CopyAggregation

Usage

use CopyAggregation;

or

import CopyAggregation;

Provides support for aggregated copies/assignments for trivial types.

Warning

This module represents work in progress. The API is unstable and likely to change over time.

This module provides an aggregated version of copy/assignment for trivially copyable types. Trivially copyable types require no special behavior to be copied and merely copying their representation is sufficient. They include numeric and bool types as well as tuples or records consisting only of numeric/bool. Records cannot have user-defined copy-initializers, deinitializers, or assignment overloads.
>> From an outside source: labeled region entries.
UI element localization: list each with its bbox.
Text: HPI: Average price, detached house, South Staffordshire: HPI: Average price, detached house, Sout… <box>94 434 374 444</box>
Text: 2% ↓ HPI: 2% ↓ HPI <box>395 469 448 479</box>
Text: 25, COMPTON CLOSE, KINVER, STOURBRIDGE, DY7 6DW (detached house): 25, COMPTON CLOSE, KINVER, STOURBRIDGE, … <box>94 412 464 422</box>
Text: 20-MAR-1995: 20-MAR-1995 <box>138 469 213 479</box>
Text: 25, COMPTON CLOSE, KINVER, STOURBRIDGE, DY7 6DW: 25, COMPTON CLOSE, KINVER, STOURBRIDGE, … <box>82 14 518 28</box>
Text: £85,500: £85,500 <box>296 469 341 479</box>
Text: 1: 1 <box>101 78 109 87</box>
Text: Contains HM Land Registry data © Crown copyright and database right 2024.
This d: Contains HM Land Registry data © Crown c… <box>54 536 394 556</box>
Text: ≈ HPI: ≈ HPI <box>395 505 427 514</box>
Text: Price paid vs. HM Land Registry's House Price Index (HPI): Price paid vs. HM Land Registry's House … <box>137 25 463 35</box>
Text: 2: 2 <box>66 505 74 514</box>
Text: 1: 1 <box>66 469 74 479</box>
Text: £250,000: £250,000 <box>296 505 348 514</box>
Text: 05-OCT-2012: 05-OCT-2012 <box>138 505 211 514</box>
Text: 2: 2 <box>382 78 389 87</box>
Aggregated copies can provide a significant speedup for batch assignment operations that do not require ordering of operations. The results of aggregated operations are not visible until the aggregator is deinitialized or an explicit flush() call is made. The current implementation requires that one side of the copy is always local. When the source is always local and the destination may be remote a DstAggregator should be used. When the destination is always local and the source may be remote, a SrcAggregator should be used. Note that aggregators are not parallel safe and are expected to be created on a per-task basis. Each aggregator has a per-peer buffer, so memory usage increases with number of locales. The following example demonstrates using SrcAggregator to reverse an array:

use BlockDist, CopyAggregation;

const size = 10000;
const space = {0..size};
const D = space dmapped blockDist(space);
var A, reversedA: [D] int = D;

forall (rA, i) in zip(reversedA, D) with (var agg = new SrcAggregator(int)) do
  agg.copy(rA, A[size-i]);

// no flush required, flushed when aggregator is deinitialized

forall (rA, i) in zip(reversedA, D) do
  assert(rA == size-i);

It’s important to be aware that aggregated operations are not consistent with regular operations and updates may not be visible until the aggregator is deinitialized or an explicit call to flush() is made.

use CopyAggregation;

var a = 0;
on Locales[numLocales-1] {
  var agg = new DstAggregator(int);
  var b = 1;
  agg.copy(a, b);
  writeln(a);   // can print 0 or 1
  agg.flush();
  writeln(a);   // must print 1
}

Generally speaking aggregators are useful for when you have a large batch of remote assignments to perform and the order of those operations doesn’t matter.

record DstAggregator

Aggregates copy(ref dst, src). Optimized for when src is local. Not parallel safe and is expected to be created on a per-task basis. High memory usage since there are per-destination buffers.

type elemType
proc copy(ref dst: elemType, const in srcVal: elemType)
proc flush()
record SrcAggregator

Aggregates copy(ref dst, const ref src). Only works when dst is local. Not parallel safe and is expected to be created on a per task basis. High memory usage since there are per-destination buffers.

type elemType
proc ref copy(ref dst: elemType, const ref src: elemType)
proc flush()